Re: the 2nd paragraph. Clearly identity is relevant in both works - but you don't do much to bring the two works *together* here. Over the following paragraphs, you make it quite clear what you see the connection between Zork and Neuromancer to be. By playing Zork (and maybe other video games?) we're doing what Case is doing, becoming what Case is becoming. It's a coherent, interesting, and mostly well explained line of argument. So when you write "Technology is embedded in one’s identity and profession in both video games and Neuromancer, so when it fails or falters a character’s identity can be lost," I'm very curious about whether you see Zork as being at least a minor, initial step toward us doing the same thing. In other words, do you see Zork as a step toward our (possibly false or foolish) transcendence?

You do a very good job integrating your discussion of death into the body of the essay. But I need to harass you a little here. How do you feel about the fumbling movement toward a technological transcendence which you argue we are engaging in? What does it mean to live in a post-Zork world, where the transformations imagined in Neuromancer are less and less absurd? You are doing a good job explaining and relating what happens in Neuromancer to what happens in Zork - but what does it mean? What do you do with it? You bring up the literal dream that "You can be eternal." - but what are your thoughts on the subject?

I like your closing sentence. It summarizes everything that you've done (connect the game to the book in a convincing and complex way, with a focus on death & identity which is neither too broad or too narrow) and it also shows what you resist doing: letting us understand what is at stake for you. In other words - how does this essay signify? How do you want us to respond to the relationship between the two works which you have elucidated?
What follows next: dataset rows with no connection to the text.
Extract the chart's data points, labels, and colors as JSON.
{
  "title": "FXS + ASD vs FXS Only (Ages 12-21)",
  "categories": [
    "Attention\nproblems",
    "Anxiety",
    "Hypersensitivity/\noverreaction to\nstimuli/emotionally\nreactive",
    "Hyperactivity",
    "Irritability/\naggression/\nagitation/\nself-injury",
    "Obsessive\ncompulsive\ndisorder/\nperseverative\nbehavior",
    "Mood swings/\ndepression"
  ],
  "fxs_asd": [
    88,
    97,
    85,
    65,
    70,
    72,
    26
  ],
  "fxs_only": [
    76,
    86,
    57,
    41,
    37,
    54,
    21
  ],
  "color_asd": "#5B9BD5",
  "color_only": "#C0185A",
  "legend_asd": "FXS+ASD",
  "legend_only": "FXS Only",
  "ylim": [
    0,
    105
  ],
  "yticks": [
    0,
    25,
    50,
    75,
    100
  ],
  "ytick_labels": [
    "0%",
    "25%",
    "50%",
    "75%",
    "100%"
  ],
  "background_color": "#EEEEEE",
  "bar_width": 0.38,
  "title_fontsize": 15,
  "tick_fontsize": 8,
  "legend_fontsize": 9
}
Overall: This is compact, well-written, well-research, and well-argued. It is successful within the borders you have set for it, which is why if you were to revise again I would be most interested in an expansion of the borders, to help us understand where we go next. To put it briefly, but in a way which is itself opinionated: now that you've exposed the post-humanism explicit in Neuromancer and implicit in Zork, how should we respond to or deal with that post-humanism?